ChatGPT Moment for robots?
Pull the timeline back to the present, whether it is Mobile Aloha or Figure 01, they all demonstrate such an ability: through sensors (whether Whether it is a camera or remote operation of joints) to learn an action, and truly master this action through autonomous training feedback. Not only that, but this set of actions can be formed into a skill that can then be invoked through natural conversation. Such skills can be copied to similar robots at any time without programming.

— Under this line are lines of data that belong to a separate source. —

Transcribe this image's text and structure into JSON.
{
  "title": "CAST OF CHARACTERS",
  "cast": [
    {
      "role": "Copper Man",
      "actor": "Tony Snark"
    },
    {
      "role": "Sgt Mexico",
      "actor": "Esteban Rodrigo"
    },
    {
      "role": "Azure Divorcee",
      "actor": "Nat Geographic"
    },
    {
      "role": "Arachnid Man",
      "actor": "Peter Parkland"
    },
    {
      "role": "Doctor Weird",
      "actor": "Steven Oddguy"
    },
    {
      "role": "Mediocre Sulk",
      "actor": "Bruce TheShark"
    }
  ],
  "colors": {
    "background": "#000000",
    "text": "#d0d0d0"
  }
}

It seems that the robot's capabilities have really reached a new level. This also made many people exclaim in unison: "Have robots also reached the moment of subversion like ChatGPT?"
Compared to Bill more than ten years ago When Gates made his prediction, today's robots have made several new strides:
1. More versatile. In the eyes of Bill Gates, robots can be of any shape, as long as they can complete a certain task. When the author himself sneaked into the Robotics group for a meeting, he could only run and crawl when he saw their demonstrations. But now robots can already have skills in household scenes, and these skills can be copied and spread. Moreover, the design of the robot itself tends to be more humanoid, and it is also designed to perform various general tasks on behalf of people.
2. Natural interaction. With the support of multi-modal LLM, current robot technology can understand human voice commands and learn from inputs such as cameras. This is a great progress in the field of machine learning and significantly reduces the difficulty of development and use.
3. Costs are further reduced. Although the announced hardware cost of Mobile Aloha is still more than 30,000 US dollars, this includes a mobile base. If you only count the robotic arm, it seems that it can barely be regarded as a high-end home appliance. The mobile base may be one of the next hot topics. For example, the logic of some recent investments in Tesla is "Don't treat it as an electric car, but treat it as the next generation universal mobile base."
Jim Fan is one of the largest KOLs in this field. He is a senior scientist at NVIDIA and was the first intern at OpenAI. In a recent tweet, he explained why he believes robots will be the biggest hot topic in 2024.
But even here In an enthusiastic tweet, Jim believed that "universal physical AI robots" are still about three years away.
In this regard, the author is cautiously optimistic. Optimism comes from seeing such great progress, and caution comes from Microsoft's lessons learned.
But one thing is for sure, it is indeed exciting.